Warum tun Menschen das anderen Menschen an? Das alte pädagogische Muster geht davon aus, dass jemand für ein Vergehen aus der Gemeinschaft ausgeschlossen wird, um ihn später wieder reumütig zu integrieren. Nur ist die Verletzung gemeinhin so tief, dass sie gleich einem Stigma nie wieder vergessen werden kann. Selbst den Nazis war dieser Zusammenhang irgendwann klar, so dass sie die Identifikation mit den Opfern fürchteten und von der Praxis des Prangers zunehmend absahen. Ute Frevert geht den historischen Entwicklungen nach und definiert den Kern des Phänomens, wenn sie sagt: „Es ist das Gefühl, Macht zu besitzen, anderen auch gegen deren Widerstand den eigenen Willen aufzwingen zu können.“ Je mehr Menschen an diesen Machtdemonstrationen teilnehmen, umso „genussreicher“ ist es für diejenigen, die die Demütigung inszenieren. In dem Moment, in dem sich die Delinquenten jedoch nicht mit der vorgegebenen Moral identifizieren oder das Publikum seine Sympathie mit dem Opfer bekundet, kann sich das Spektakel gegen den Verursacher wenden. Frevert beschreibt, wie das im Fall von Daniel Defoe in London geschah, als die Schaulustigen nicht ihn, sondern die Obrigkeit verlachten.

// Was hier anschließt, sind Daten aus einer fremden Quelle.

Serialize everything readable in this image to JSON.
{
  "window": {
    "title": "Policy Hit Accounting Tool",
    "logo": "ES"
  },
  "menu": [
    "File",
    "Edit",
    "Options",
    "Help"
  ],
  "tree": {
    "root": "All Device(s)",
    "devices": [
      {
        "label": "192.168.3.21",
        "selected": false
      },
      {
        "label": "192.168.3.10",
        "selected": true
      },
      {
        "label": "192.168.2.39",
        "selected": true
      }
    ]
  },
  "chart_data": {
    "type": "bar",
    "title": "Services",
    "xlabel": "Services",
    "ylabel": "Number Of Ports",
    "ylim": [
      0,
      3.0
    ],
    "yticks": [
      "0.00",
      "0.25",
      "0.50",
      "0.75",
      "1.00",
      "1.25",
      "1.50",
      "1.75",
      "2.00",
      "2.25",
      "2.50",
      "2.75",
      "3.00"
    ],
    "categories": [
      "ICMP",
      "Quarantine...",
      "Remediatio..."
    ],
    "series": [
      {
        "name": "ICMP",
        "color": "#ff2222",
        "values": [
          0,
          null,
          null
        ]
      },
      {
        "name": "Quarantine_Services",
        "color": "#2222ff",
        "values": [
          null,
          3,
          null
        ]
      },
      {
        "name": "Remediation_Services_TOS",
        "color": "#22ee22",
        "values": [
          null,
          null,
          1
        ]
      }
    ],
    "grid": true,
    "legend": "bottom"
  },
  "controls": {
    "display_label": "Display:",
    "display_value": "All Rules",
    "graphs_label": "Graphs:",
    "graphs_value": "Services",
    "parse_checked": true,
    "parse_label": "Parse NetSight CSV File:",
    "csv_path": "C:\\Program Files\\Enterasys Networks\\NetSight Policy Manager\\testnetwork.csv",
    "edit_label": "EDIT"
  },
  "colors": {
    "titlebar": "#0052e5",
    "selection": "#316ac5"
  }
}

Neben dem Internet war und ist es immer wieder der Zeitungspranger, an dem die Hexenjagd ausgeht. Interessant zu beobachten, wie im Fall Dominique Strauss-Kahn sein Opfer gezielt gedemütigt wurde und wie im Fall von Harvey Weinstein jene Medien nun auf den Filmmogul losgehen, die sich ihm zuvor dienstbar gemacht hatten, als sie in seinem Interesse von ihm verschmähte Frauen in den Schmutz zogen. Ute Freverts Untersuchung liest sich ungemein spannend. So beschreibt sie, wie Staaten einander demütigen. Andererseits empfinden Menschen mitunter Gesten wie Willy Brandts Kniefall in Warschau oder Barack Obamas Ehrerbietung gegenüber dem japanischen Kaiser als Verletzung des eigenen Nationalstolzes. Letztlich sind wir alle die Öffentlichkeit, und es ist eine erfreuliche Fußnote dieses interessanten Buches, dass es uns daran erinnert, dass wir bei der unwürdigen Prozedur der öffentlichen Demütigung keineswegs mitspielen müssen.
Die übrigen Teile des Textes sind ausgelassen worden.